No primeiro caso, o budget infinito seria um entrave para os objetivos da empresa. No segundo, porém, ele se torna um motor de crescimento.
Isso acontece porque há uma tendência geral no mercado de que, quanto maior o market share, maior é o consumo de uma marca. Assim, ao investir mais em marketing, a empresa aumenta sua base de clientes potenciais e fortalece sua posição de mercado.
O equilíbrio entre branding e performance
Além do jogo de poder (ou Power Law, para os amantes do inglês), há ainda um outro pulo do gato no budget infinito: o jogo de forças entre os investimentos em branding e em performance.
A cada movimento de expansão de marca – que tende a reduzir a eficiência imediata do investimento – deve corresponder um reforço em performance, que garante que a margem continue sendo respeitada.
É um ciclo dinâmico:
- A marca investe em awareness, ampliando o alcance.
- O ROAS (o retorno sobre investimento em anúncios) cai temporariamente.
- Campanhas de fundo de funil convertem parte desse novo público, compensando o custo inicial.
- O negócio cresce, e o orçamento pode continuar sendo ampliado.
Assim, o budget infinito não é um cheque em branco, mas sim um mecanismo de reinvestimento inteligente.
O caminho do meio
Para quem trabalha em startups, o budget infinito é ainda uma ótima síntese de duas fases do marketing. Durante certo período de expansão acelerada, predominava no mercado o discurso do crescimento a todo custo, com o gasto de grandes percentuais da receita em marketing para ganhar participação de mercado. Após março de 2022, essa lógica sofreu uma correção, com maior foco em eficiência e sustentabilidade.
O conceito de budget infinito representa uma síntese entre essas duas eras. Ele se ancora em métricas de unit economics – como custo incremental de cada venda e margem unitária – para determinar até onde vale a pena investir.

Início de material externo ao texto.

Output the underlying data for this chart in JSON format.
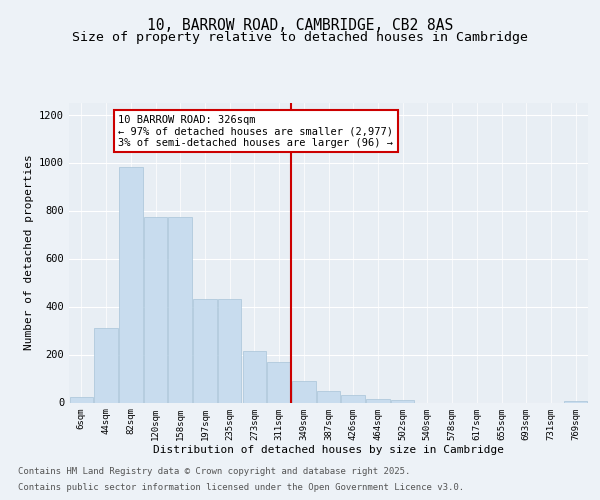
{
  "title_line1": "10, BARROW ROAD, CAMBRIDGE, CB2 8AS",
  "title_line2": "Size of property relative to detached houses in Cambridge",
  "xlabel": "Distribution of detached houses by size in Cambridge",
  "ylabel": "Number of detached properties",
  "bar_labels": [
    "6sqm",
    "44sqm",
    "82sqm",
    "120sqm",
    "158sqm",
    "197sqm",
    "235sqm",
    "273sqm",
    "311sqm",
    "349sqm",
    "387sqm",
    "426sqm",
    "464sqm",
    "502sqm",
    "540sqm",
    "578sqm",
    "617sqm",
    "655sqm",
    "693sqm",
    "731sqm",
    "769sqm"
  ],
  "bar_values": [
    25,
    310,
    980,
    775,
    775,
    430,
    430,
    215,
    170,
    90,
    48,
    30,
    15,
    10,
    0,
    0,
    0,
    0,
    0,
    0,
    8
  ],
  "bar_color": "#c8dcee",
  "bar_edgecolor": "#a8c4d8",
  "vline_x_index": 8,
  "vline_color": "#cc0000",
  "annotation_text": "10 BARROW ROAD: 326sqm\n← 97% of detached houses are smaller (2,977)\n3% of semi-detached houses are larger (96) →",
  "annotation_box_color": "#cc0000",
  "ylim": [
    0,
    1250
  ],
  "yticks": [
    0,
    200,
    400,
    600,
    800,
    1000,
    1200
  ],
  "background_color": "#e8eef4",
  "plot_bg_color": "#e8eef4",
  "fig_bg_color": "#edf2f7",
  "footer_line1": "Contains HM Land Registry data © Crown copyright and database right 2025.",
  "footer_line2": "Contains public sector information licensed under the Open Government Licence v3.0.",
  "grid_color": "#ffffff",
  "title_fontsize": 10.5,
  "subtitle_fontsize": 9.5,
  "axis_label_fontsize": 8,
  "tick_label_fontsize": 6.5,
  "annotation_fontsize": 7.5,
  "footer_fontsize": 6.5
}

Nesse sentido, a pergunta que todo CMO deveria responder deixou de ser “quanto é meu budget anual de marketing?” e passou a ser “quanto custa cada venda e até onde consigo escalar sem comprometer a margem?”.
Para líderes de marketing, entender e aplicar a lógica do budget infinito significa:
- Dominar os números: saber exatamente a margem por produto e o custo por aquisição.
- Alinhar estratégia e objetivos: definir junto ao CEO e à presidência se a prioridade é lucratividade ou crescimento.
- Gerenciar fluxos de caixa: ter clareza de que mesmo um modelo infinito depende da capacidade de reciclar os recursos investidos.
- Integrar branding e performance: enxergar as duas frentes como complementares, e não como concorrentes.
No fim das contas, o budget infinito não é sobre gastar sem limites, mas sim sobre usar dados e cálculos financeiros para redefinir os limites do marketing. É uma forma adulta e responsável de pensar o marketing – sem precisar ficar pedindo licença para o CFO e ouvir um “na volta a gente compra”.